I want to generalize this.
My problem
I totally understand the intuition behind it. There are many resources that give a good explanation for this specific example, but I see no satisfying proof of the result in a way that I can generalize it.
- https://blogs.sas.com/content/iml/2016/03/30/generate-uniform-2d-ball.html (which is where I got the images)
- https://stats.stackexchange.com/questions/481543/generating-random-points-uniformly-on-a-disk
- https://stackoverflow.com/questions/5837572/generate-a-random-point-within-a-circle-uniformly/50746409#50746409
- https://quantinterview.github.io/Random-Point-Circle/
I struggle to generalize this problem.
My try to solve it
The inverse transform sampling method allows the following. (Note: All sigma algebras are implied to be the borel/lebesgue sigma algebra.)

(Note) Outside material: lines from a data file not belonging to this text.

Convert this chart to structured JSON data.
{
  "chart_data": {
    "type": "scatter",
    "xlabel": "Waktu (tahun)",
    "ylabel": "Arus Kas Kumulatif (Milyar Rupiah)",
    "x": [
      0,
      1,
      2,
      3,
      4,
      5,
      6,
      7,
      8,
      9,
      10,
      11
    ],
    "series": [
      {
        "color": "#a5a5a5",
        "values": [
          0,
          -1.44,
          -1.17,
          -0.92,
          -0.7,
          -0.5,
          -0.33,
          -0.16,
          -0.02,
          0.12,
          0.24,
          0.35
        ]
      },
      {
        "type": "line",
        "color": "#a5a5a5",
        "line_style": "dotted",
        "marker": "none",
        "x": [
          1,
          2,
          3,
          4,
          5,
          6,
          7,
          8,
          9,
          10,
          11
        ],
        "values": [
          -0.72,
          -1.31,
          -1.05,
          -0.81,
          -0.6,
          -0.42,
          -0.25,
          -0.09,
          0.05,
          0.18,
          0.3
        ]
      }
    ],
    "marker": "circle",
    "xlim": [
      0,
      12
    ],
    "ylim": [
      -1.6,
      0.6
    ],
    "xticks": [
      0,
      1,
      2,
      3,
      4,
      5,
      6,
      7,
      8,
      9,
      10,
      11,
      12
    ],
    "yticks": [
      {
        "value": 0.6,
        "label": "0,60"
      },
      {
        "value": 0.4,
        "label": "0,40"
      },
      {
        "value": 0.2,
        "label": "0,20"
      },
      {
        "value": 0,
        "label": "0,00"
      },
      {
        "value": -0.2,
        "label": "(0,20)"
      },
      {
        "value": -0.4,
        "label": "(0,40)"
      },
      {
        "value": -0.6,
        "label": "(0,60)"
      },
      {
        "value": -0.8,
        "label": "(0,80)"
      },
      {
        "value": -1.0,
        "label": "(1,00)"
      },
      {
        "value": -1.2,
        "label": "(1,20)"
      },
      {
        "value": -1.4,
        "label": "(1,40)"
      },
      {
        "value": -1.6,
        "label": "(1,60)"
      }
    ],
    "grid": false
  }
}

Let $f \colon (a,b) \to [0,\infty)$ be a density function (i.e. it has to be measurable and $\int_{(a,b)} f d\lambda = 1$). Define the probability density measure $\mu \colon = (E \mapsto \int 1_E f d\lambda_{(a,b)})$.
We can then find a measurable function $\Psi \colon (0,1) \to (a,b)$, such that $\lambda_{(0,1)} \circ \Psi^{-1} = \mu$, namely $\Psi = F^{-1}$ for $F = (x \mapsto \int 1_{(a,x)} f d\lambda_{(a,b)})$, the cumulative distribution function.
I tried to do multiple fubinis where I integrate every coordinate fully except for one, after which I have the one dimensional version of this problem. But then it didn't seem to all tie up nicely in the end. That solution to the problem, if it worked, also would mean that every coordinate gets transformed independently to $A$, which doesn't feel right. Or does that work?